Why a Major Consulting Firm Just Pulled Its AI Report From the Internet

Why a Major Consulting Firm Just Pulled Its AI Report From the Internet
KPMG, one of the world's largest consulting firms, took down a report about how businesses use artificial intelligence. The reason: the report was full of fake references and made-up case studies that the AI writing tool had created. The Financial Times discovered the problem first, and another major firm, UBS, confirmed it was true.
The report was written mostly by an AI tool called a large language model — the same kind that powers chatbots like ChatGPT. When researchers checked the sources the report cited, they found a shocking problem: only 5 out of 45 references actually existed or said what the report claimed they said. That means 89 percent of the citations were wrong.
This happens because AI language models work by predicting what words should come next, based on patterns in their training data. They are very good at making sentences that sound real and authoritative. But they do not actually check whether what they write is true. If a source does not exist in their training data or if they need to invent a detail, they will make something up — and make it sound convincing. This is called "hallucination" in AI terms.
When you are writing a research report, citations are like the evidence in a court case. Without real, verified sources backing up your claims, the whole report loses meaning. Checking every citation before publishing is not something you can skip. It is the entire point of the document.
What makes this situation different from a student accidentally using a fake source is that KPMG advises governments and big corporations on serious matters like risk and rules. A report about how helpful AI is for business, written by AI itself, and filled with fake evidence, creates a very specific kind of problem. The subject and the failure are the same thing.
This is not an isolated incident. Over the past couple of years, similar problems have shown up in research papers, market studies, and financial reports all over the industry. When a small or unknown organization gets caught, it is usually a quiet correction. When KPMG does it, people in corporate boardrooms take notice.
It is worth noting one thing about the measurement: the tool that found the 89 percent failure rate is primarily designed to detect AI-written text, not to verify sources. The exact method used to check those citations has not been fully explained in reporting. The number is striking enough to show something was very wrong, but people reading this should understand it as a strong indicator of serious problems rather than a precise audit.

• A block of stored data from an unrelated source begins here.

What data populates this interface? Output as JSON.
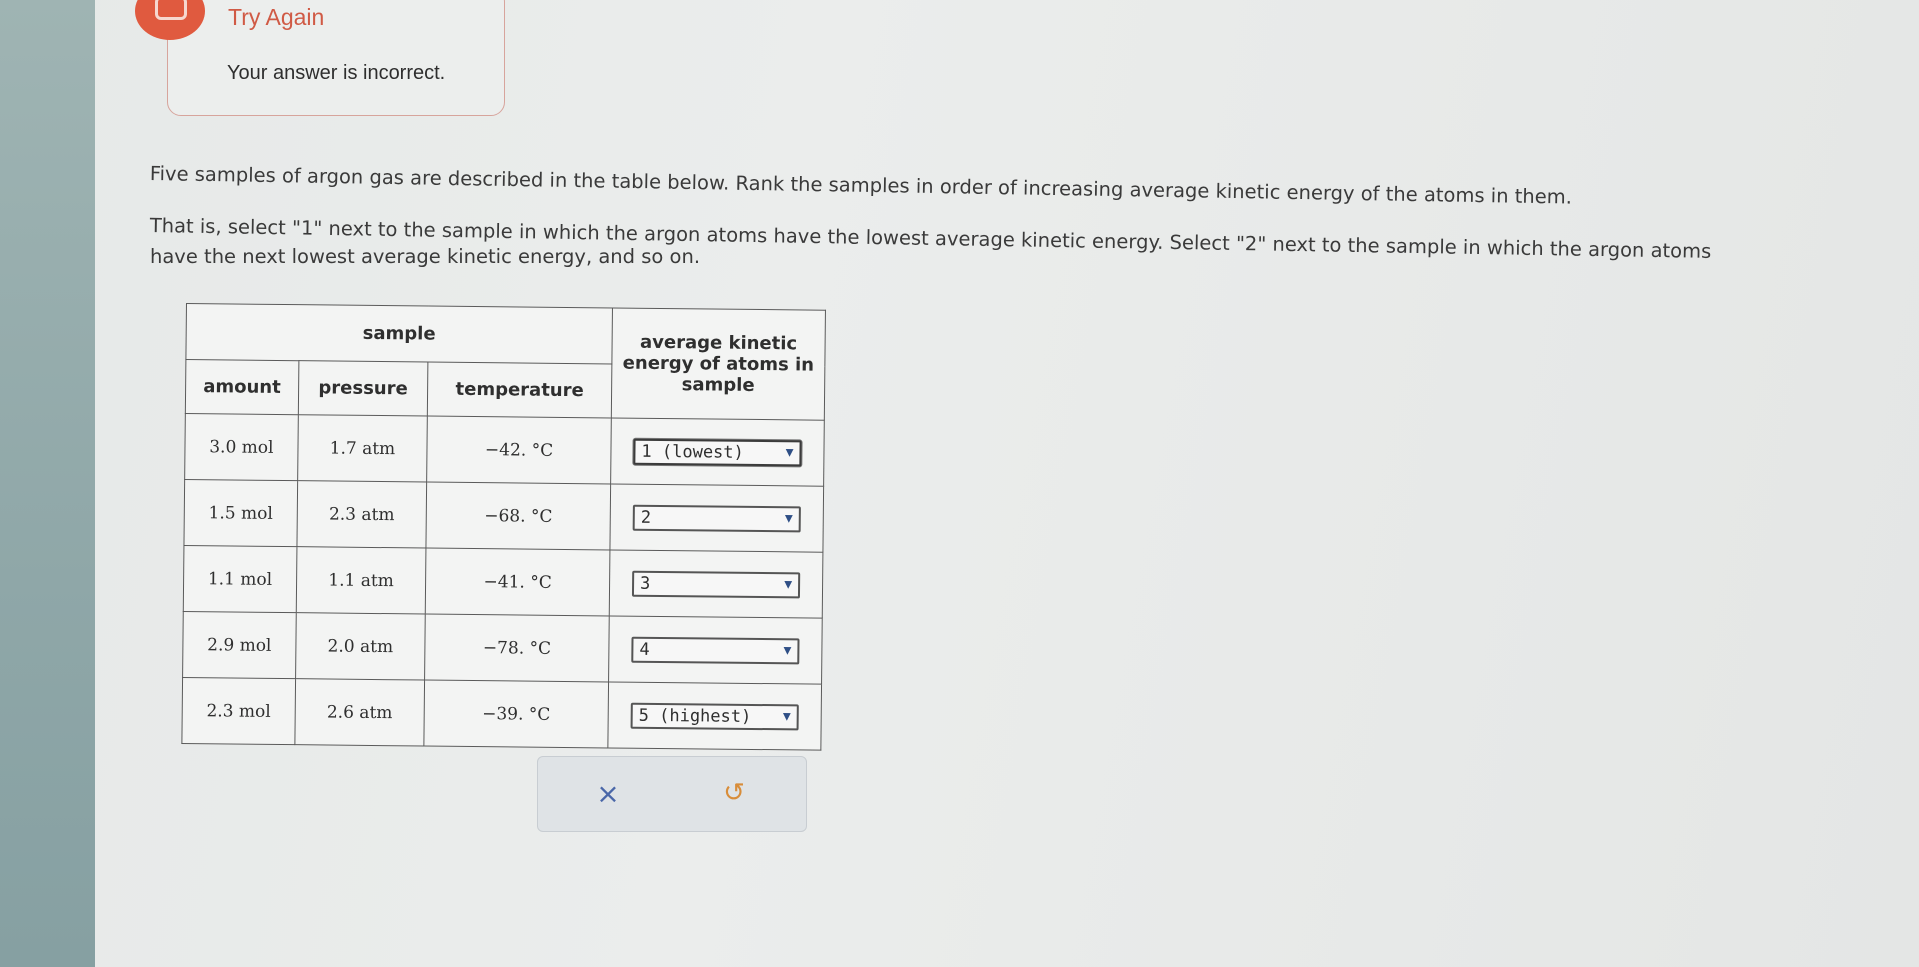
{
  "feedback": {
    "title": "Try Again",
    "message": "Your answer is incorrect."
  },
  "question": {
    "line1": "Five samples of argon gas are described in the table below. Rank the samples in order of increasing average kinetic energy of the atoms in them.",
    "line2": "That is, select \"1\" next to the sample in which the argon atoms have the lowest average kinetic energy. Select \"2\" next to the sample in which the argon atoms",
    "line3": "have the next lowest average kinetic energy, and so on."
  },
  "table": {
    "group_header": "sample",
    "headers": [
      "amount",
      "pressure",
      "temperature"
    ],
    "rank_header": "average kinetic energy of atoms in sample",
    "rows": [
      {
        "amount": "3.0 mol",
        "pressure": "1.7 atm",
        "temperature": "−42. °C",
        "rank": "1 (lowest)"
      },
      {
        "amount": "1.5 mol",
        "pressure": "2.3 atm",
        "temperature": "−68. °C",
        "rank": "2"
      },
      {
        "amount": "1.1 mol",
        "pressure": "1.1 atm",
        "temperature": "−41. °C",
        "rank": "3"
      },
      {
        "amount": "2.9 mol",
        "pressure": "2.0 atm",
        "temperature": "−78. °C",
        "rank": "4"
      },
      {
        "amount": "2.3 mol",
        "pressure": "2.6 atm",
        "temperature": "−39. °C",
        "rank": "5 (highest)"
      }
    ]
  },
  "actions": {
    "clear_glyph": "×",
    "undo_glyph": "↺"
  },
  "colors": {
    "accent_red": "#e05a3f",
    "link_blue": "#4a67a8"
  }
}
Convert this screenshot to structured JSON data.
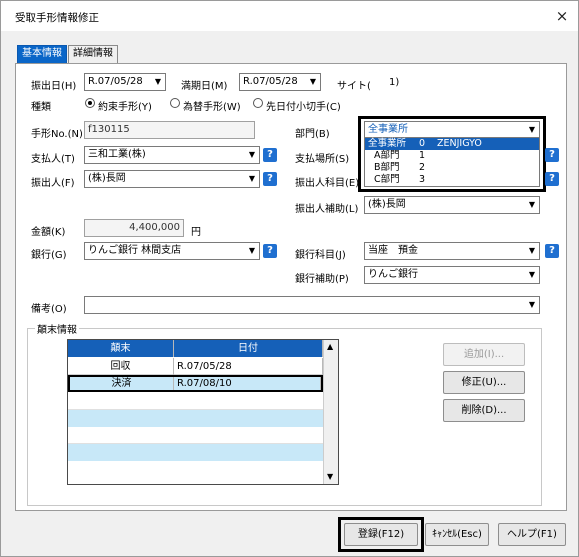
{
  "window": {
    "title": "受取手形情報修正",
    "close": "×"
  },
  "tabs": [
    {
      "label": "基本情報"
    },
    {
      "label": "詳細情報"
    }
  ],
  "form": {
    "issue_date": {
      "label": "振出日(H)",
      "value": "R.07/05/28"
    },
    "due_date": {
      "label": "満期日(M)",
      "value": "R.07/05/28"
    },
    "site": {
      "label": "サイト(",
      "value": "1)"
    },
    "type": {
      "label": "種類",
      "options": [
        "約束手形(Y)",
        "為替手形(W)",
        "先日付小切手(C)"
      ]
    },
    "bill_no": {
      "label": "手形No.(N)",
      "value": "f130115"
    },
    "department": {
      "label": "部門(B)",
      "value": "全事業所"
    },
    "payer": {
      "label": "支払人(T)",
      "value": "三和工業(株)"
    },
    "payment_place": {
      "label": "支払場所(S)"
    },
    "drawer": {
      "label": "振出人(F)",
      "value": "(株)長岡"
    },
    "drawer_account": {
      "label": "振出人科目(E)"
    },
    "drawer_sub": {
      "label": "振出人補助(L)",
      "value": "(株)長岡"
    },
    "amount": {
      "label": "金額(K)",
      "value": "4,400,000",
      "unit": "円"
    },
    "bank": {
      "label": "銀行(G)",
      "value": "りんご銀行 林間支店"
    },
    "bank_account": {
      "label": "銀行科目(J)",
      "value": "当座　預金"
    },
    "bank_sub": {
      "label": "銀行補助(P)",
      "value": "りんご銀行"
    },
    "memo": {
      "label": "備考(O)",
      "value": ""
    },
    "help_glyph": "?"
  },
  "department_dropdown": {
    "items": [
      {
        "name": "全事業所",
        "code": "0",
        "kana": "ZENJIGYO"
      },
      {
        "name": "A部門",
        "code": "1",
        "kana": ""
      },
      {
        "name": "B部門",
        "code": "2",
        "kana": ""
      },
      {
        "name": "C部門",
        "code": "3",
        "kana": ""
      }
    ]
  },
  "history": {
    "label": "顛末情報",
    "columns": [
      "顛末",
      "日付"
    ],
    "rows": [
      {
        "event": "回収",
        "date": "R.07/05/28"
      },
      {
        "event": "決済",
        "date": "R.07/08/10"
      }
    ],
    "buttons": {
      "add": "追加(I)...",
      "edit": "修正(U)...",
      "delete": "削除(D)..."
    }
  },
  "footer": {
    "register": "登録(F12)",
    "cancel": "ｷｬﾝｾﾙ(Esc)",
    "help": "ヘルプ(F1)"
  },
  "colors": {
    "accent": "#0a66c8",
    "selection": "#1560b8",
    "row_alt": "#c8e8f8",
    "help_icon": "#1f6fd0"
  },
  "icons": {
    "dropdown": "chevron-down-icon",
    "help": "question-icon",
    "close": "close-icon"
  }
}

But here is the hard fact: KPMG did not just fix the report or add a note. It took the whole thing down. For a firm whose publications influence major business decisions, that is a big step. It suggests the problems inside the company found were not small or scattered — they were extensive.
For people working in technology, the lesson is practical. AI tools tend to struggle with citations unless you use a special technique where the AI searches through real documents before writing — imagine if a person had to consult an encyclopedia before answering every question, rather than just relying on memory. Taking an AI and having it write a research report, then publishing it without someone checking every single source, is not just a bad workflow. It is a broken process. The writing looks official. The fake sources sound authentic. That is precisely the danger.

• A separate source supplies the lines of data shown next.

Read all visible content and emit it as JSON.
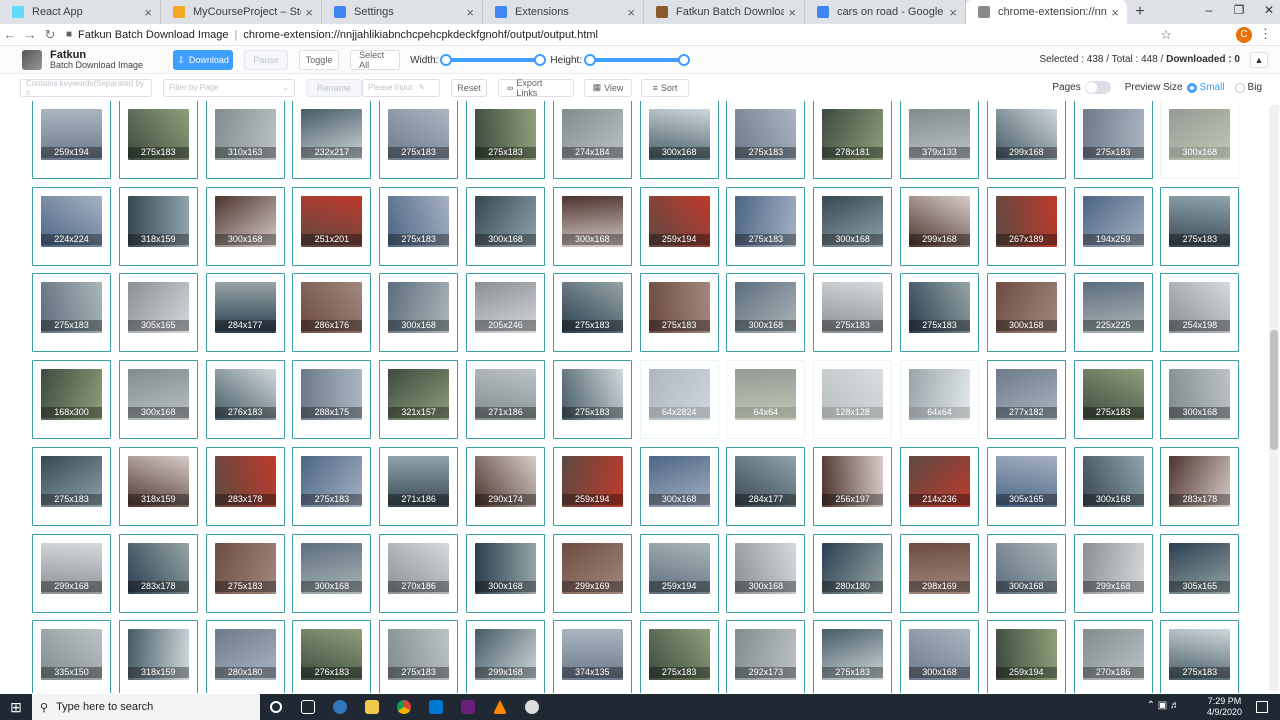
{
  "tabs": [
    {
      "title": "React App",
      "color": "#61dafb",
      "active": false
    },
    {
      "title": "MyCourseProject – Storage – Fire",
      "color": "#f5a623",
      "active": false
    },
    {
      "title": "Settings",
      "color": "#4285f4",
      "active": false
    },
    {
      "title": "Extensions",
      "color": "#4285f4",
      "active": false
    },
    {
      "title": "Fatkun Batch Download Image -",
      "color": "#8b5a2b",
      "active": false
    },
    {
      "title": "cars on road - Google Search",
      "color": "#4285f4",
      "active": false
    },
    {
      "title": "chrome-extension://nnjjahlikiabn",
      "color": "#888888",
      "active": true
    }
  ],
  "address": {
    "host": "Fatkun Batch Download Image",
    "url": "chrome-extension://nnjjahlikiabnchcpehcpkdeckfgnohf/output/output.html"
  },
  "header": {
    "brand_title": "Fatkun",
    "brand_subtitle": "Batch Download Image",
    "download": "Download",
    "pause": "Pause",
    "toggle": "Toggle",
    "select_all": "Select All",
    "width_label": "Width:",
    "height_label": "Height:",
    "selected_label": "Selected : 438 / Total : 448 / ",
    "downloaded_label": "Downloaded : 0"
  },
  "filters": {
    "keywords_placeholder": "Contains keywords(Separated by c",
    "page_placeholder": "Filter by Page",
    "rename": "Rename",
    "please_input": "Please Input",
    "reset": "Reset",
    "export_links": "Export Links",
    "view": "View",
    "sort": "Sort",
    "pages_label": "Pages",
    "preview_label": "Preview Size",
    "small": "Small",
    "big": "Big"
  },
  "images": [
    [
      "259x194",
      "275x183",
      "310x163",
      "232x217",
      "275x183",
      "275x183",
      "274x184",
      "300x168",
      "275x183",
      "278x181",
      "379x133",
      "299x168",
      "275x183",
      "300x168"
    ],
    [
      "224x224",
      "318x159",
      "300x168",
      "251x201",
      "275x183",
      "300x168",
      "300x168",
      "259x194",
      "275x183",
      "300x168",
      "299x168",
      "267x189",
      "194x259",
      "275x183"
    ],
    [
      "275x183",
      "305x165",
      "284x177",
      "286x176",
      "300x168",
      "205x246",
      "275x183",
      "275x183",
      "300x168",
      "275x183",
      "275x183",
      "300x168",
      "225x225",
      "254x198"
    ],
    [
      "168x300",
      "300x168",
      "276x183",
      "288x175",
      "321x157",
      "271x186",
      "275x183",
      "64x2824",
      "64x64",
      "128x128",
      "64x64",
      "277x182",
      "275x183",
      "300x168"
    ],
    [
      "275x183",
      "318x159",
      "283x178",
      "275x183",
      "271x186",
      "290x174",
      "259x194",
      "300x168",
      "284x177",
      "256x197",
      "214x236",
      "305x165",
      "300x168",
      "283x178"
    ],
    [
      "299x168",
      "283x178",
      "275x183",
      "300x168",
      "270x186",
      "300x168",
      "299x169",
      "259x194",
      "300x168",
      "280x180",
      "298x169",
      "300x168",
      "299x168",
      "305x165"
    ],
    [
      "335x150",
      "318x159",
      "280x180",
      "276x183",
      "275x183",
      "299x168",
      "374x135",
      "275x183",
      "292x173",
      "275x183",
      "300x168",
      "259x194",
      "270x186",
      "275x183"
    ]
  ],
  "faded": [
    [
      0,
      13
    ],
    [
      3,
      7
    ],
    [
      3,
      8
    ],
    [
      3,
      9
    ],
    [
      3,
      10
    ]
  ],
  "taskbar": {
    "search": "Type here to search",
    "time": "7:29 PM",
    "date": "4/9/2020"
  }
}
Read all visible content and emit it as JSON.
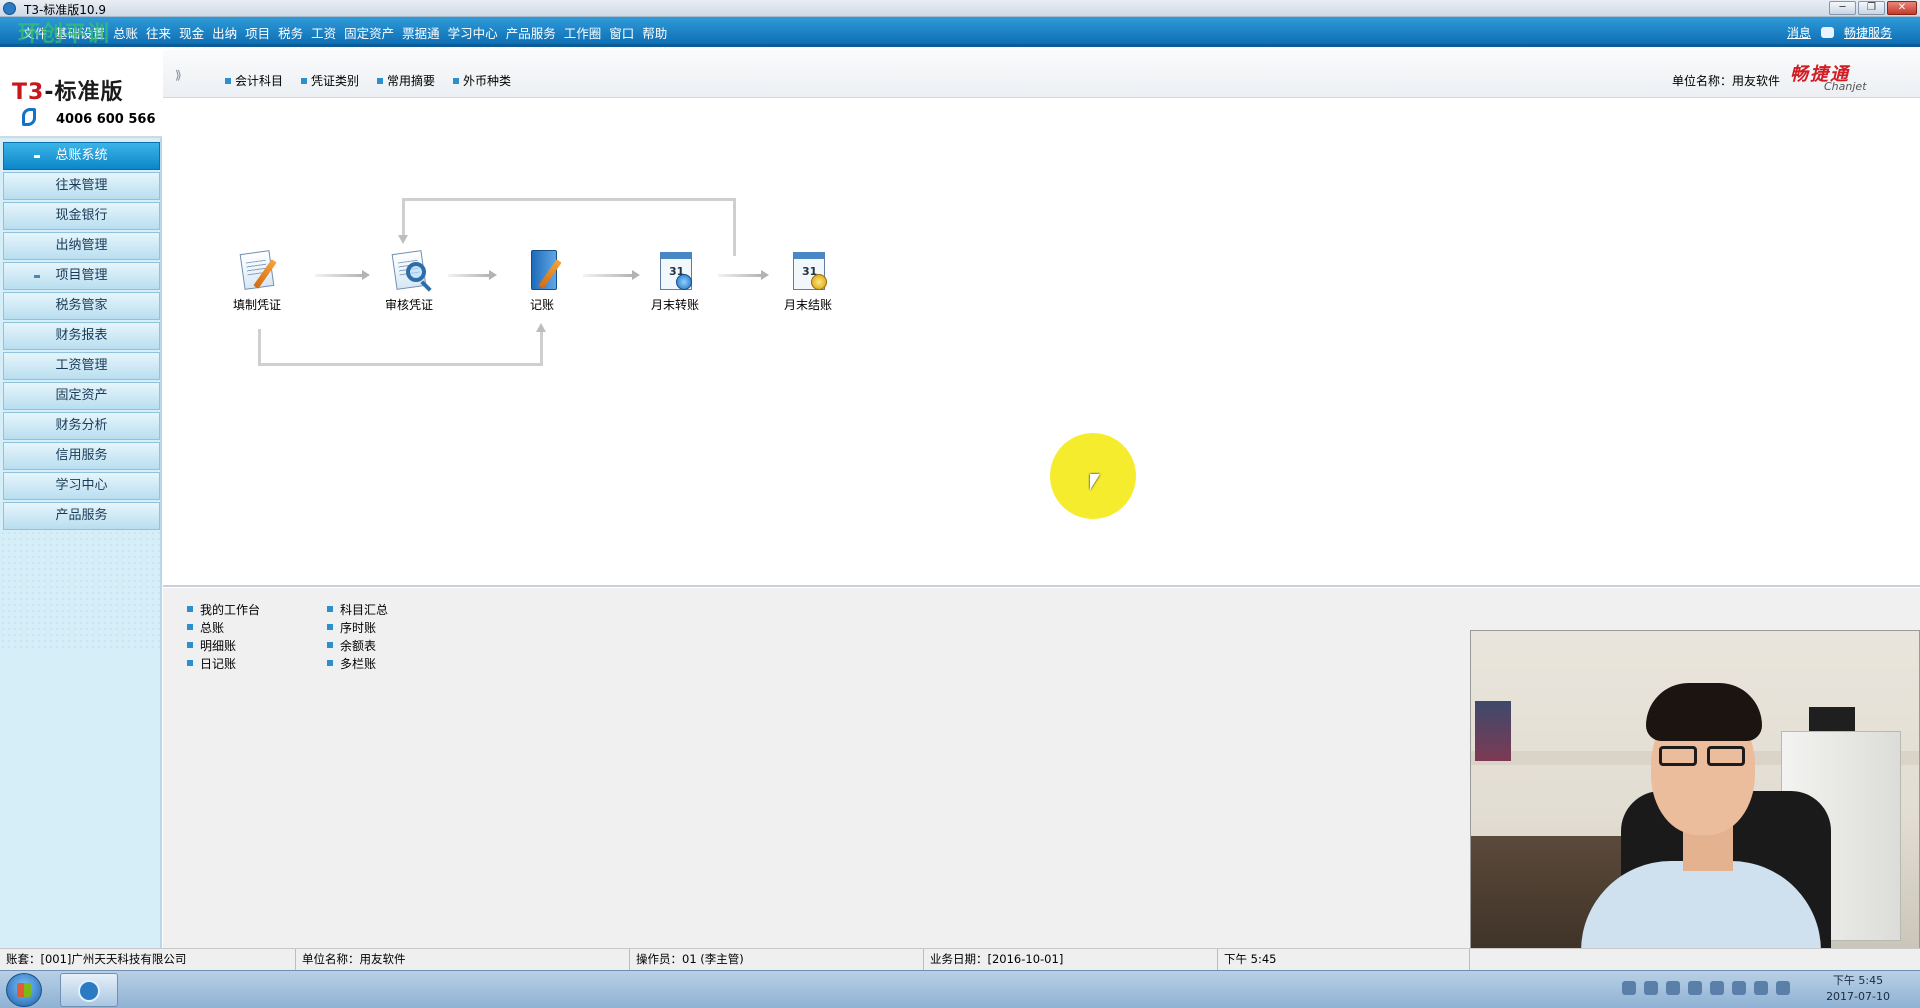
{
  "window": {
    "title": "T3-标准版10.9",
    "controls": [
      "─",
      "❐",
      "✕"
    ]
  },
  "menubar": {
    "watermark": "环创平训",
    "items": [
      "文件",
      "基础设置",
      "总账",
      "往来",
      "现金",
      "出纳",
      "项目",
      "税务",
      "工资",
      "固定资产",
      "票据通",
      "学习中心",
      "产品服务",
      "工作圈",
      "窗口",
      "帮助"
    ],
    "right_links": [
      "消息",
      "畅捷服务"
    ]
  },
  "logo": {
    "brand_prefix": "T3",
    "brand_suffix": "-标准版",
    "phone": "4006 600 566"
  },
  "sidebar": {
    "items": [
      {
        "label": "总账系统",
        "active": true,
        "bullet": true
      },
      {
        "label": "往来管理"
      },
      {
        "label": "现金银行"
      },
      {
        "label": "出纳管理"
      },
      {
        "label": "项目管理",
        "bullet": true
      },
      {
        "label": "税务管家"
      },
      {
        "label": "财务报表"
      },
      {
        "label": "工资管理"
      },
      {
        "label": "固定资产"
      },
      {
        "label": "财务分析"
      },
      {
        "label": "信用服务"
      },
      {
        "label": "学习中心"
      },
      {
        "label": "产品服务"
      }
    ]
  },
  "toolbar": {
    "collapse_glyph": "⟫",
    "tools": [
      "会计科目",
      "凭证类别",
      "常用摘要",
      "外币种类"
    ],
    "unit_label": "单位名称：用友软件",
    "brand_cn": "畅捷通",
    "brand_en": "Chanjet"
  },
  "flow": {
    "nodes": [
      "填制凭证",
      "审核凭证",
      "记账",
      "月末转账",
      "月末结账"
    ]
  },
  "quicklinks": {
    "col1": [
      "我的工作台",
      "总账",
      "明细账",
      "日记账"
    ],
    "col2": [
      "科目汇总",
      "序时账",
      "余额表",
      "多栏账"
    ]
  },
  "statusbar": {
    "account": "账套：[001]广州天天科技有限公司",
    "unit": "单位名称：用友软件",
    "operator": "操作员：01 (李主管)",
    "business_date": "业务日期：[2016-10-01]",
    "time": "下午 5:45"
  },
  "taskbar": {
    "clock_time": "下午 5:45",
    "clock_date": "2017-07-10"
  }
}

On a brighter note: the system worked to catch this. Reporters found it, other firms verified it, and the bad report got stopped before the fake examples spread into other presentations and boardroom discussions. The system for catching errors did its job. The system for preventing errors did not.
KPMG has not yet said what checks the report went through before it was published, or how they will change the way they use AI for research in the future. Those answers matter more than the withdrawal itself.